The heat from the lights surrounds the set as the actors step into place. Assistants scurry about, setting up props, focusing cameras and making last minute revisions to the scene. The music and lights create an ambiance only an author can envision.
As silence falls over the studio, everyone is ready-ready to create a world full of passion and romance, betrayal and crime or sadness and tragedy. He looks up and smiles. It is just as he imagined.
Karl Stromberg, a senior in communication media, has been producing films since his freshman year of college. He said he wanted to go into the film industry as a producer since he started learning the technical side of film. “It’s the one thing I’ve found in my communication major that I’m actually passionate about,” Stromberg said. “Editing film would be awesome. I like any aspect of the process.”
Stromberg has taken digital video production, film production and a screenwriting class at N.C. State. He has produced two one-minute films, or “shorts”, called “The Hit and The Fall of Cranston” which depict four gangster-like characters on a mission, each equipped with a different weapon. “I’ve always liked the action, gangster or violent films,” he said. “In a lot of the classes I’ve been in, people tend to do stuff that’s more artsy or funny, and I want to do something different.”
Elizabeth Bridenstine, a senior in communication media, has worked on films in and out of class. In her digital video production class, she helped produce a short film called “You Booze, You Lose” which she said poked fun at overly dramatic 1980s public service announcements.
When it comes to choosing actors for films, both Stromberg and Bridenstine said they have entrusted friends and roommates to pull through and portray characters in their productions. “I choose my friends because it’s convenient,” Bridenstine said. “I’ll choose people if I know how they act in everyday life. It’s easy when you have people you know and trust.”

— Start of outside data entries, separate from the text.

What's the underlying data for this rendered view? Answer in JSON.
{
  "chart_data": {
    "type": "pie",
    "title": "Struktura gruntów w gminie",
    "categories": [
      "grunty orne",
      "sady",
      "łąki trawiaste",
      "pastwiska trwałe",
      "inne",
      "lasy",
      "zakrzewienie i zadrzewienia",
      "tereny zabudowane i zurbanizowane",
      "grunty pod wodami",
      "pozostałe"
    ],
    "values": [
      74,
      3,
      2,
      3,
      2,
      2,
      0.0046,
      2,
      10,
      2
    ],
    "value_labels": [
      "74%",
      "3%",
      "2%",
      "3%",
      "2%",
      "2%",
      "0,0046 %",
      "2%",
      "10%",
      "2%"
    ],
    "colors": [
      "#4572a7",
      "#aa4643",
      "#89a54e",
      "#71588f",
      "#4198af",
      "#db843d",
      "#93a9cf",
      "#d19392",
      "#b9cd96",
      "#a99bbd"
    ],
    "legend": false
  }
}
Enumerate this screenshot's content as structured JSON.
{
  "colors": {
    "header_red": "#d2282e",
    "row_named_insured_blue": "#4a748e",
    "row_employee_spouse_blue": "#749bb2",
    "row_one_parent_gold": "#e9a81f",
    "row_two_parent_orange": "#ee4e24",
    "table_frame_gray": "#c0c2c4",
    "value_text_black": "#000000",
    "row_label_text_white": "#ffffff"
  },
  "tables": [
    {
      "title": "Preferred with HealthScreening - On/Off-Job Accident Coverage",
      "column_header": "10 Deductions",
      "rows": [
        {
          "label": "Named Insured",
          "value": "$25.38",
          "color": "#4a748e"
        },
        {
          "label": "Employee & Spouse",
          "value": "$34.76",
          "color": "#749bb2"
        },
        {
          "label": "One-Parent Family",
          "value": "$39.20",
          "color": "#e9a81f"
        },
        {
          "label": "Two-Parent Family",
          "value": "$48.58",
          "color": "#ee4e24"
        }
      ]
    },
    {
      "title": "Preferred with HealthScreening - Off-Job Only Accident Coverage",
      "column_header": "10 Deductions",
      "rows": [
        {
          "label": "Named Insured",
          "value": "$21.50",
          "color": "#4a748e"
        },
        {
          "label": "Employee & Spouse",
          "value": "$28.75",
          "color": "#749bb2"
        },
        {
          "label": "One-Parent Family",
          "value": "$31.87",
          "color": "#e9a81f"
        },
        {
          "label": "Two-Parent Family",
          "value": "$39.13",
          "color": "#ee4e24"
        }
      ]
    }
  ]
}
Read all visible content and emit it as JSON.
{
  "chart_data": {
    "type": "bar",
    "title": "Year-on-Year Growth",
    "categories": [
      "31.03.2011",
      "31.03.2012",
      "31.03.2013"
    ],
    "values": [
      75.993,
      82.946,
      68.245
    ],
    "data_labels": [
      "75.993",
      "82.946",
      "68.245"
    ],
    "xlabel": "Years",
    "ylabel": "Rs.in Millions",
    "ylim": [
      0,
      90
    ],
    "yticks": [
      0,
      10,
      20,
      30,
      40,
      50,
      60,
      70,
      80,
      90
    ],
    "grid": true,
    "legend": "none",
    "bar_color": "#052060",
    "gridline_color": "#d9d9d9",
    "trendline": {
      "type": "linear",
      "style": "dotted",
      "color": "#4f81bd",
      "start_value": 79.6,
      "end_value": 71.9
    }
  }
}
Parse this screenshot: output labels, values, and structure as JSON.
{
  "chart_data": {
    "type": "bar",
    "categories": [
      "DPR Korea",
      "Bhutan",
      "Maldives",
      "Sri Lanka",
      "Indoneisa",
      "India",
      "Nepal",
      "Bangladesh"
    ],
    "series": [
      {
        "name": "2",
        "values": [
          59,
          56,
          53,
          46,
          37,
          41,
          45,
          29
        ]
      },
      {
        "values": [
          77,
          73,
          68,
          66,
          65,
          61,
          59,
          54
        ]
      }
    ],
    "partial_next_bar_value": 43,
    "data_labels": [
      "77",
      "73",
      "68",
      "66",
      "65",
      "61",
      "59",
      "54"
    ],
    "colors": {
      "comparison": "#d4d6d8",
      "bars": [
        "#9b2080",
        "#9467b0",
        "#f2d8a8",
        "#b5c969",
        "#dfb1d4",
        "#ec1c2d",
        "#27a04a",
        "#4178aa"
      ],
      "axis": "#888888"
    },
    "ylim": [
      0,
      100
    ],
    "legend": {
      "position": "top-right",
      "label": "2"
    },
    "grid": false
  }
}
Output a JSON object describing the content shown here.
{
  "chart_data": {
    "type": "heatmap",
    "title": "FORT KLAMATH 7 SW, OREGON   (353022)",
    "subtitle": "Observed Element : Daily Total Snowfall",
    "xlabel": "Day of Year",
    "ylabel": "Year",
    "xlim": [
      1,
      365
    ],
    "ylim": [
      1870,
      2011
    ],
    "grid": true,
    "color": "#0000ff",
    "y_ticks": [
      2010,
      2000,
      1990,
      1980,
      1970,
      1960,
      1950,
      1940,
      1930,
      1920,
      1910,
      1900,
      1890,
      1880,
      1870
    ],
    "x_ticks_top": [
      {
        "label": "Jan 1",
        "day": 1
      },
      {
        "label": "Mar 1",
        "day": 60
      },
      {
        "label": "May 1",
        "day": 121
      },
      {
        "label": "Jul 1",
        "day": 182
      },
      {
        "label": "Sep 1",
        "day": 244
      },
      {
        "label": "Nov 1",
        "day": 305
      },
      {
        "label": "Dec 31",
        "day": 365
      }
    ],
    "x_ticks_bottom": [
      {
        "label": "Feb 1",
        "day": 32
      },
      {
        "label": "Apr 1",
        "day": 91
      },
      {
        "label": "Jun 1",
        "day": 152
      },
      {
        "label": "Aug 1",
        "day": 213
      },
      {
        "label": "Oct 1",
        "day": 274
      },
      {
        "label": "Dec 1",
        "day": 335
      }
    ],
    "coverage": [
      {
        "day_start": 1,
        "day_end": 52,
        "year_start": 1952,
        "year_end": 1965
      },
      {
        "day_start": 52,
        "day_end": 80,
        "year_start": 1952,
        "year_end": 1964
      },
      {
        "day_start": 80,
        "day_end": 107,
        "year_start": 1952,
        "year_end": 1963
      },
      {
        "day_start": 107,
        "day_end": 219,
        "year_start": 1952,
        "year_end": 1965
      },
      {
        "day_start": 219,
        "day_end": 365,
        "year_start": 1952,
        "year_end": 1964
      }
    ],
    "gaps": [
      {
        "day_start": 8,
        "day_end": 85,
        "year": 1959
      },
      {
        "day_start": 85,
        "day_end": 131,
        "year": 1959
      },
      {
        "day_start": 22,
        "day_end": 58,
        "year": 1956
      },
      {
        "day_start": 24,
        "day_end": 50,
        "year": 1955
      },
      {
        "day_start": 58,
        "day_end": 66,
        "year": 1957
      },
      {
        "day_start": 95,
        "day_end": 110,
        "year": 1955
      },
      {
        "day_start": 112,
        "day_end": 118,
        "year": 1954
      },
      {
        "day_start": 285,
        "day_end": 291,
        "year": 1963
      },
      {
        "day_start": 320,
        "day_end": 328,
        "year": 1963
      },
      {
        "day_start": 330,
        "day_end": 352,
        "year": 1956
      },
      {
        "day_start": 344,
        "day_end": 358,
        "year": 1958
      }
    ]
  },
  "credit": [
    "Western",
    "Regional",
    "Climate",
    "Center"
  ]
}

Rain Bennett, a 2005 graduate in communication media, emphasizes the use of the right music to accompany a scene. He said music is as equally important as the actors’ words when setting the mood for a story. “Right now I’m cutting a TV show pilot that I shot out in San Francisco, and I just can’t wait to get the music to it,” Bennett said. “If I went off and had a really good film career, I would never have anyone else in charge of my soundtrack. I am a strong believer in the rhythm in film.” Bennett, who runs his own production company based out of Chapel Hill called Flying Flounder Productions, said he has performed a multitude of roles in the making of commercials, music videos and short films.
He is currently working on a documentary that depicts eastern North Carolina and its growth in business and industry. “I’ve been in the industry for three years, but the first year was just dedicated to acting roles, holding a boom, bottom-of-the-line stuff,” Bennett said. “I’ve done everything from executive producer to director of photography and everything else in between. Because I’m doing a one-man thing here, I’ve got to be technically savvy as well, even though I’m more of a writer or director.”
While Bennett invests in his own equipment for his production company by buying used and new cameras, tripods and lights, Stromberg said the equipment he uses is usually from his film and production classes. “We have 16-mm cameras, light kits, sound kits and editing software on the computer,” Stromberg said. “But since it is film, the film has to be sent away to a lab to get developed, and that takes more time and money.”
Stromberg said he prefers using film to digital technology because the pictures from digital technology seem too tailored and clear, and that is not what the human eye is used to. “Shooting on film, opposed to shooting digitally, seems like a much more pure and crisp image,” Stromberg said. “Something about the quality seems more traditional.”
Bridenstine and Bennett have both entered short films in NCSU’s annual Pinwheel Film Festival in previous years, held at Witherspoon Student Center. Bridenstine said last year’s films included “experimental films, long epics and sci-fi films.” “You have to have your film done in a DVD or mini DV format, and you submit it with a tag line,” Bridenstine said. “It is a good thing for students and people who are afraid to take the next step in filmmaking.”
The festival, hosted by Union Activities Board, began in the spring of 2004 and provides an outlet for student filmmakers to display their work to the campus community. Bridenstine said she plans on submitting a film in this year’s festival. The deadline for submission is March 30.